We all have those seasons in our lives where we are just struggling to make it to the next day. I lived in that limbo when Vivi and Jonah were very small. I struggled to make it to nap time each day and I couldn’t see how I would ever survive that season. All I wanted to do was give up. But, just like American Idol made it through that awful season and became bigger and better, our family life has changed and we are better for the struggles we experienced.

8. Sometimes all you want to do is go back home.

I love the episodes when the contestants on Idol get to go back home, visit their families, and experience all the support of their hometown. Those episodes are super emotional for the contestants because they are able to feel the love of their families and friends. Homecomings are just beautiful.

Being military, we have only lived near my family during one duty station. We are currently living thirteen hours away from my family and eight hours from Peter’s. I love our life and all the places we’ve been able to live, but sometimes I just want to go home. To feel the love of my family. To let my mom take care of me. To hang out with old friends.

Going home is rejuvenating and restful and we can all benefit from the support that our friends and family give us.

9. We will come to a point where we have to decide whether we care what others think about us or not.

Steven Tyler was one of my favorite judges. Honestly, I didn’t really like him at first because I thought he was a little crude when speaking to some of the female contestants. But he eventually grew on me. What I loved about him was that he said whatever came to his mind, even if it was wild and crazy and inappropriate. But he was also lovely and sweet and had a heart of gold. It was an interesting juxtaposition.

Steven didn’t really care what others thought about him. He wasn’t playing a role – he was just being himself. And at some point in our lives, we need to come to grips with exactly who we are. We need to quit playing roles, trying to be what everyone else wants us to be, and just be ourselves.

10. Celebrate the victories!

I am always a ball of nerves on finale night of American Idol. Watching the two finalists, seeing the cameras pull in, revealing their close-ups and their anxiety – it’s stressful for me. I love watching the winner as he or she is announced. The shock and relief and excitement amidst the confetti falling from the ceiling. The celebration of the audience and the judges and the fellow contestants. I eat it up!

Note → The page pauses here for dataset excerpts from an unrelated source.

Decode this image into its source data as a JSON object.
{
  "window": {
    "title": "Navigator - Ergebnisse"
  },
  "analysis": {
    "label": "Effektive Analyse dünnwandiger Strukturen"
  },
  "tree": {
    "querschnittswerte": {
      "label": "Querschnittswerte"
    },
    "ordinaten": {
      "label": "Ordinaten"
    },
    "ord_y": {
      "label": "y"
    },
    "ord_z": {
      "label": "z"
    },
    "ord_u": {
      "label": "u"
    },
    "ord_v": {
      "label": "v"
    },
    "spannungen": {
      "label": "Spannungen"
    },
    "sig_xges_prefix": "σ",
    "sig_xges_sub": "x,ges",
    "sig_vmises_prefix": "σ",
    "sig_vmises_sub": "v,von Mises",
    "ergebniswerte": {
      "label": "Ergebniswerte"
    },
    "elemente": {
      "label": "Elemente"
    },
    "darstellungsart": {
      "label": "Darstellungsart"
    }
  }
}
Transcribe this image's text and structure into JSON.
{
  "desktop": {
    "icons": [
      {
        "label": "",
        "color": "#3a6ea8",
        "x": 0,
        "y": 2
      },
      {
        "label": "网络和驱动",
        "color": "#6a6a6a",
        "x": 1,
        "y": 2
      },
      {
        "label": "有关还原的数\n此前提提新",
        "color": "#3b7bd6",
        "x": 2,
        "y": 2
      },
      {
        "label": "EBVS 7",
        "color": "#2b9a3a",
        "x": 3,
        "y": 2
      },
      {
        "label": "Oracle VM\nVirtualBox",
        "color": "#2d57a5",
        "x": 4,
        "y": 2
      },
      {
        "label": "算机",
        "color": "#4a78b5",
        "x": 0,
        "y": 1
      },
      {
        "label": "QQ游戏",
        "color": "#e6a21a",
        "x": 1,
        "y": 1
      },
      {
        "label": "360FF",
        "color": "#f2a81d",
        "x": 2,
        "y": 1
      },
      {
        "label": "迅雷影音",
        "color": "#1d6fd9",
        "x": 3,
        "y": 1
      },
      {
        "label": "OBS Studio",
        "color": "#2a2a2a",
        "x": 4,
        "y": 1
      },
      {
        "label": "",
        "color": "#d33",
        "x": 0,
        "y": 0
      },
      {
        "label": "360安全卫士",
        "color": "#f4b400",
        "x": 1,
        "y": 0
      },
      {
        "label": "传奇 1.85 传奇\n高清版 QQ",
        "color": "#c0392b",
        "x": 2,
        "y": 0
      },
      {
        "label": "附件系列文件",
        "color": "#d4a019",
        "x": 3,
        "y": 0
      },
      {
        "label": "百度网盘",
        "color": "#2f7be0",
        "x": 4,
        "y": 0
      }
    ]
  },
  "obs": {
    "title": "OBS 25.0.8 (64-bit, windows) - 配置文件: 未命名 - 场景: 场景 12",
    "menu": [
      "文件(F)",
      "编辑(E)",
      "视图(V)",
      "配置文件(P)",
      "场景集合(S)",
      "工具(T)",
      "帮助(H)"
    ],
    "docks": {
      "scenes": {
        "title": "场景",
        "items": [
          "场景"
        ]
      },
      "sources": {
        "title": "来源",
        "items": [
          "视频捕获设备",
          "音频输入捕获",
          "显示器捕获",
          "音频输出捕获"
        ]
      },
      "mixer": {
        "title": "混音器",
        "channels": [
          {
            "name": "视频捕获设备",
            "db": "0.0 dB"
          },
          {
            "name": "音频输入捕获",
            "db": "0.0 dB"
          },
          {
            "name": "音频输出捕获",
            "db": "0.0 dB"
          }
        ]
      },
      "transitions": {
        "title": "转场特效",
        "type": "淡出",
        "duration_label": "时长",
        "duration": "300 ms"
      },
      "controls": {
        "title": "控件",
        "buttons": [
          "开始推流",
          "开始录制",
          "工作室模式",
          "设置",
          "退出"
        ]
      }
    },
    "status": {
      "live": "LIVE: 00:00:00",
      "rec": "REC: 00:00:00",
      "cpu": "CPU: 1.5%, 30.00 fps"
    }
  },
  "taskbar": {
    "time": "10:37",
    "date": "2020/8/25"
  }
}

I particularly loved last night’s episode when Trent was announced as the second finalist and you could see that Dalton was genuinely thrilled for him. He was celebrating his friend’s success even in the midst of his own disappointment. That is a life lesson right there.

We should all be better about celebrating the victories in our lives. No matter how big or small they are, we need to rejoice in them. And we should rejoice with our friends when they accomplish a goal, even when we may be experiencing our own disappointments. Celebrate each other, love each other, and support each other.

You know what’s funny? I used to dream about being on this show. Back when I was young enough. But now, I feel all motherly towards the contestants. How can that be? I’m still 23, aren’t I? As I was fawning over Dalton and Trent last night, Brie kept looking at me like I was a weirdo. I had to explain to her that I wasn’t crushing on them, I was feeling proud of them. Like I was their dang mom or something. Getting older is truly bizarre…

 

I do realize that all good things must come to an end although I really don’t want to say goodbye to American Idol. So I want to encourage all of you to watch the series finale (sniff sniff) of American Idol tonight. Even if you haven’t watched it for years, it is going to be amazing. They will be bringing back tons and tons of past contestants and I’m sure it will be over-the-top and super emotional. I know I am going to be a horrible snotty mess. And I can’t wait.

I know this is cheesy but I’m going to say it anyway:

Thanks for the memories, American Idol. You will be missed.